Public Behavior and Compliance: Evidence from Jury Duty
I was summoned for jury duty today, something that’s never happened to me before. Juries are interesting to social scientists because–at least at the summons stage–they are the closest thing that you get to a random sample of the people who live in your community. Jury duty in Tompkins County gave me a good snapshot of my fellow Tompkins County residents. 60 of us showed up. Out of those 60, they picked 14 at random for voir dire (this didn’t include me). Of those 14,
- 13 were Caucasian
- 1 was unemployed
- 1 was a college professor (assistant prof at Ithaca College)

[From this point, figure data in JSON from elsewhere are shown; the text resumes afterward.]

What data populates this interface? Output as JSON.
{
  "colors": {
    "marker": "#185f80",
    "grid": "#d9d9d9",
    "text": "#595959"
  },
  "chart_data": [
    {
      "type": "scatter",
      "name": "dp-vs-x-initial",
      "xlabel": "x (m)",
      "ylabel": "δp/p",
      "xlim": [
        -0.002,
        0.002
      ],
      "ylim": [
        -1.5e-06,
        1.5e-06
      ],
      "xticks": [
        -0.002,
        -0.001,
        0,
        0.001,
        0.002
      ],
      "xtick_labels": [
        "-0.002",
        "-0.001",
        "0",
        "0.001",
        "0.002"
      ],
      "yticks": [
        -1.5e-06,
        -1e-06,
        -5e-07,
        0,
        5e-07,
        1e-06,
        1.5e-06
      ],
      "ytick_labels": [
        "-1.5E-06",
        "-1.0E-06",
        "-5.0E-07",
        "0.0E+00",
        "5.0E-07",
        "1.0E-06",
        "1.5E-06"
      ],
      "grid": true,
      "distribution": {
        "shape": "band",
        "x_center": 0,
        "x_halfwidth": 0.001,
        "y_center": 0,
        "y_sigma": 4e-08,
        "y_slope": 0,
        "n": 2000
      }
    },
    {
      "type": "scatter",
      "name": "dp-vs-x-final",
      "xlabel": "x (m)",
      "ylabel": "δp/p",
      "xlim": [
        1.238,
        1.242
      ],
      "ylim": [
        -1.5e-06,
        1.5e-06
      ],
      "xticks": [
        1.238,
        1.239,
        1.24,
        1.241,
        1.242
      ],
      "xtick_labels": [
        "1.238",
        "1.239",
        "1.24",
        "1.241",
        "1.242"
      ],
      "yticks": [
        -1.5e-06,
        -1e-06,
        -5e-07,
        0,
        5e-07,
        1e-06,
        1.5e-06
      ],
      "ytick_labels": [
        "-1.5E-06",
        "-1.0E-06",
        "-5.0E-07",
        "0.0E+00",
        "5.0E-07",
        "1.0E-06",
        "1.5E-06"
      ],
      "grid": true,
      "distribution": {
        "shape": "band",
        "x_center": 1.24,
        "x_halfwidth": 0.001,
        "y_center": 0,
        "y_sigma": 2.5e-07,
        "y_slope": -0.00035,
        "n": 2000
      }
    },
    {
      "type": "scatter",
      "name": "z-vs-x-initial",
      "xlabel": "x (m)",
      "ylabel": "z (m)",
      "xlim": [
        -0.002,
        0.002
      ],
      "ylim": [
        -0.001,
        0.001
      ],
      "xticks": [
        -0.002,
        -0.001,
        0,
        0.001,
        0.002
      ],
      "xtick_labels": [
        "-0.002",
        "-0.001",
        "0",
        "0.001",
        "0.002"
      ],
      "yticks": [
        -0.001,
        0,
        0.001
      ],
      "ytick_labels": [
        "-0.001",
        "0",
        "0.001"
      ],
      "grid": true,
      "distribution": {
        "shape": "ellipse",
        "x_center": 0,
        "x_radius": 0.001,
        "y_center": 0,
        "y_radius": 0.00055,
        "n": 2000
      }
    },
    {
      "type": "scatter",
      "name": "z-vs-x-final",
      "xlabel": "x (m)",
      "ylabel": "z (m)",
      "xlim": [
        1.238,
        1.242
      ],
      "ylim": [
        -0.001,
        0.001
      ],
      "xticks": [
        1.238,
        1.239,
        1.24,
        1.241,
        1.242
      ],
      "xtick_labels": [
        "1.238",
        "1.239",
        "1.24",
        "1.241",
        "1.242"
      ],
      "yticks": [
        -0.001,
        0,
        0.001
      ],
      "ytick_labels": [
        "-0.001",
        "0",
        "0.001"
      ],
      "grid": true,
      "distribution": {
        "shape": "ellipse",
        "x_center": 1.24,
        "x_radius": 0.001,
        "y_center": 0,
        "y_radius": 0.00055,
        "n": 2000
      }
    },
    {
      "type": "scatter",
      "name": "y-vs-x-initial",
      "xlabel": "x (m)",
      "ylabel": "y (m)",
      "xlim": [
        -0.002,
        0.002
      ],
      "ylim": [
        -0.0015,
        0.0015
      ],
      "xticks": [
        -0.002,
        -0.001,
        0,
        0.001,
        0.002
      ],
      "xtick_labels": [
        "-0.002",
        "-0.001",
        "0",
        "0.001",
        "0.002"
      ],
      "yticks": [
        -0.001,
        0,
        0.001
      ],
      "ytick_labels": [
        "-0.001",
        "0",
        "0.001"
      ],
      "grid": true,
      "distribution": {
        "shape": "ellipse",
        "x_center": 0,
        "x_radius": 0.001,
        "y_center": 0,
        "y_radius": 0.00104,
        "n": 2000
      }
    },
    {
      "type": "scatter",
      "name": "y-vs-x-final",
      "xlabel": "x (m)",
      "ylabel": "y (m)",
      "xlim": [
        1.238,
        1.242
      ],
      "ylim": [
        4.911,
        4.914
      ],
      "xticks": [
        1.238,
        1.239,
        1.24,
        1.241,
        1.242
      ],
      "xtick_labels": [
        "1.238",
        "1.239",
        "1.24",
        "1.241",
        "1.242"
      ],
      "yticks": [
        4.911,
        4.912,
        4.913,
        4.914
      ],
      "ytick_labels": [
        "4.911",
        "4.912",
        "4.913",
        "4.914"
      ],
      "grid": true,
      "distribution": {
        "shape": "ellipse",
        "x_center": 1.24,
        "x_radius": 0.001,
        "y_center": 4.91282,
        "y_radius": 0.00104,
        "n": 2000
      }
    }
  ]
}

- 5 lived in Ithaca, 2 lived in Newfield, 2 in T-burg
- 7 were men
- 8 were obviously liberal/progressive/etc.
- 1 was obviously conservative
So it sounds about right. But what interested me about this was a little natural experiment that I was able to observe about public behavior and social compliance among this nice random sample of jurors.
So, some background. First off, let’s recognize that almost everyone wants to get out of jury duty. This was clear from the very beginning: in New York State, the first thing that happens when the jury pool shows up is the judge describes the case in a sentence or so (in our case, “Plaintiff X is suing defendant Y for negligence in eye surgery.” That’s literally all we heard). Then, the potential jurors are given the opportunity to come speak privately to the judge about why they believe that they should be excused from jury duty based on the identity of the plaintiff and defendant and the nature of the case. Well, when the judge announced this, I’d say that 55/60 people got in line to get off of jury duty. (Again, this did not include me.)
Clearly, people just didn’t want to serve on the jury. And it turns out that due to the acoustics of the place, everyone could hear the private conversations between the jury pool and the judge. Things like “I have glasses so I couldn’t rule fairly on this case” or “my son has a soccer game next week and I don’t want to miss it.” Basically, the lamest excuses that you could imagine. To his credit, the judge only excused two candidates, both of whom were current patients of the doctor who were scheduled for eye surgery.
What I conclude from this is that people want to get out of jury duty and they will offer incredibly tendentious excuses if they think that will work.
So then, the clerk randomly chose 14 of the 60 of us for voir dire. What this meant is that all of us had to sit there while the two lawyers grilled these 14 for four hours. These questions went pretty deep. And critically, the questions and the responses were public, and very focused on each potential juror. So the lawyer would ask, “do you believe that a plaintiff has a right to a jury trial?” and “could you put own personal experiences aside to judge this case fairly?” Of the 14 potential jurors chosen, and the hundreds of questions put to them, every answer was what I would call “socially compliant,” by which I mean the juror responded in a way that made him or her seem fair, impartial, and competent. Not a single potential juror admitted, for example, that his or her family’s history of difficult relations with doctors would cloud his or her judgment.
So, we have the observation that the same people who five minutes previously had tried their best to get out of jury duty were adamant that they would be completely fair and impartial jurors, even though even the slightest hint of partiality or bias would get them dismissed–excusing them from jury duty–immediately.
It’s costless to tell a lawyer that you might not be completely impartial, and in fact it would be beneficial to do so if the goal is to get out of jury duty! We know that nearly all of these folks wanted out of jury duty. Yet when asked publicly if they were able to abide by the rules of the court, not one was willing to say that s/he could not, despite the obvious incentives to do so.
(Full disclosure, I would have told the lawyers that I would have a tough time ruling in favor of a plaintiff in a malpractice suit given how much I talk about medical malpractice with my doctor in-laws.)
So what’s the difference? I think that the reason why potential jurors were so willing to offer bogus excuses to get out of jury duty to the judge was that doing so was private, and faced no implicit social sanction. When given the same opportunity in front of their peers and when questioned by an authority figure, they would not do so. This resonates, I think, with a long line of research that shows that people will do lots of pretty shady things when they think that no one is listening or watching, but that they are remarkably compliant to instructions when they fear some sort of sanction from their peers and/or an authority figure.